PJHR Affiliate Dr. Annette LaRocco Completes Fulbright Grant in Botswana

Thursday, Feb 02, 2023
Dr. Annette LaRocco Completes Fulbright Grant in Botswana

Last April, I was awarded a Fulbright Grant through the Africa Regional Research Program and spent the Fall 2022 semester at the Okavango Research Institute in Maun, Botswana. While at ORI, I began initial research for my project “Mothers’ Nature?: What All-Female Conservation Initiatives Can Tell Us About Gender, the Environment, and Power.” All-female safari guiding teams and all-female anti-poaching units have become more common in the last decade. These programs, many of which have been rolled out in southern Africa, are often praised in media and by donor agencies as the next innovation in biodiversity conservation. They are said to achieve better conservation results than their all-male counterparts, while also empowering women and local communities. However, these lofty claims have not been studied in a rigorous, scholarly manner. My project is investigating this relatively new style of gendered conservation intervention through first-of-its-kind qualitative fieldwork.  

  While in Botswana, I was fortunate enough to be able to conduct interviews and participant observation with two all-female teams—an all-female safari guiding team based in the Chobe National Park, as well as a newly constituted all-female wildlife ranger team operating in the Okavango Delta. I was the first researcher to conduct fieldwork with these groups and now have lots of data to analyze! I’m looking forward to combing through interview transcripts and my field journals as I prepare for the next phase of my project. 

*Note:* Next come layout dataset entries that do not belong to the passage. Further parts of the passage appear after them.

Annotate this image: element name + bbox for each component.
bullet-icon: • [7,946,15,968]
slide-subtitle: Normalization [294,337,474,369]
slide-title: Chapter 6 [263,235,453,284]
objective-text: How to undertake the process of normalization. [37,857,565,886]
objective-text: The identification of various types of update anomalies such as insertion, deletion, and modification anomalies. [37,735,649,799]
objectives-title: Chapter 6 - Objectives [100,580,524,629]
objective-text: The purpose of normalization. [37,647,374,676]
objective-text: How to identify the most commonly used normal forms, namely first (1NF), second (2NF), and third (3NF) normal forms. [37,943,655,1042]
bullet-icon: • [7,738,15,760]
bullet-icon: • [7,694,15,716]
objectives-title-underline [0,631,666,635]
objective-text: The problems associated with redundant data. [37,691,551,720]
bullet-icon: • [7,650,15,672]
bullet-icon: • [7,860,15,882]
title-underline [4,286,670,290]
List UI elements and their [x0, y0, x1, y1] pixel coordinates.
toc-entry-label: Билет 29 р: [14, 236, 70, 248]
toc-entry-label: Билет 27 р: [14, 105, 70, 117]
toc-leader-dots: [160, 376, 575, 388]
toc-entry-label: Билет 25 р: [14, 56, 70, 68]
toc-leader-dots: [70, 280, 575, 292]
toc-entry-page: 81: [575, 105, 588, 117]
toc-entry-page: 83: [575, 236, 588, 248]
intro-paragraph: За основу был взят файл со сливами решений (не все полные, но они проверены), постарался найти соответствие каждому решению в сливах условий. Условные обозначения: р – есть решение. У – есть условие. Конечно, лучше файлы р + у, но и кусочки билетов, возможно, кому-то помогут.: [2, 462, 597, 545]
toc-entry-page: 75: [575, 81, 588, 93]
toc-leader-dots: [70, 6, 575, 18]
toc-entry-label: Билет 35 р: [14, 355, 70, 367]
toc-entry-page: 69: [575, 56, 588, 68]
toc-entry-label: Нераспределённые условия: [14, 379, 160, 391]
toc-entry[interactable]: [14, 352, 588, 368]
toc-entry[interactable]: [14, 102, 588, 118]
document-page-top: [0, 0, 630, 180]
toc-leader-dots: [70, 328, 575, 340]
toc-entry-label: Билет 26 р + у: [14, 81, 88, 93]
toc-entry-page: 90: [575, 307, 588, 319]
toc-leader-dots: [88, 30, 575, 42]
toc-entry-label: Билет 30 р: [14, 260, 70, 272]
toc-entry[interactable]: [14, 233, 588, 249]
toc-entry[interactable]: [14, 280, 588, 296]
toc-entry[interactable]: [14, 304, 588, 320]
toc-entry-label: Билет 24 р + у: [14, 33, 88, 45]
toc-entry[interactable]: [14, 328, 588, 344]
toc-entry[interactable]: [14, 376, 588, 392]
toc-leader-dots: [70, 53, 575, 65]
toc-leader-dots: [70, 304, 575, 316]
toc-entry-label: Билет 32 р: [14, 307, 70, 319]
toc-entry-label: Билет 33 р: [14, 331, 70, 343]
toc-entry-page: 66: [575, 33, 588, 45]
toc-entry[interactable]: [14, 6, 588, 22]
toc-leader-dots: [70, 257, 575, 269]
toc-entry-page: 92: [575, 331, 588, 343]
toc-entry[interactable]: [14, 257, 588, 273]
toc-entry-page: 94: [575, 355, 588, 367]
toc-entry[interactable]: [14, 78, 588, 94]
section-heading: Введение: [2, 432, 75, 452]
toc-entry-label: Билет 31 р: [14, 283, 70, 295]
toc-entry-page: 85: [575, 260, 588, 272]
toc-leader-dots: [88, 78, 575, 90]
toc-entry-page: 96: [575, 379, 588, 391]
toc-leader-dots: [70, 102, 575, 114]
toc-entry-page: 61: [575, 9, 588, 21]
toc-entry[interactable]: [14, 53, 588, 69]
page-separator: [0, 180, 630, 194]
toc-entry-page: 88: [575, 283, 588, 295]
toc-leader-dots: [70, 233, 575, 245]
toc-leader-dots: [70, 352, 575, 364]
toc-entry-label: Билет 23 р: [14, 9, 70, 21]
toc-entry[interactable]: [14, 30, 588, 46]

  This Fulbright program is a research-only grant that allows grantees to conduct fieldwork in two or more countries across the region of Sub-Saharan Africa. This unique opportunity is well suited to my multi-sited research project, so I’m very pleased to have this opportunity. I’m looking forward to continuing this project over summer 2023, when I’ll return to southern Africa. I’ll conduct the second part of my grant in Zimbabwe, affiliated with the Gender Institute at Midlands State University in Gweru, Zimbabwe. While in-country, I am planning on working with two additional all-female teams as I build out a cross-country assessment of the impacts and broader significance of these new initiatives.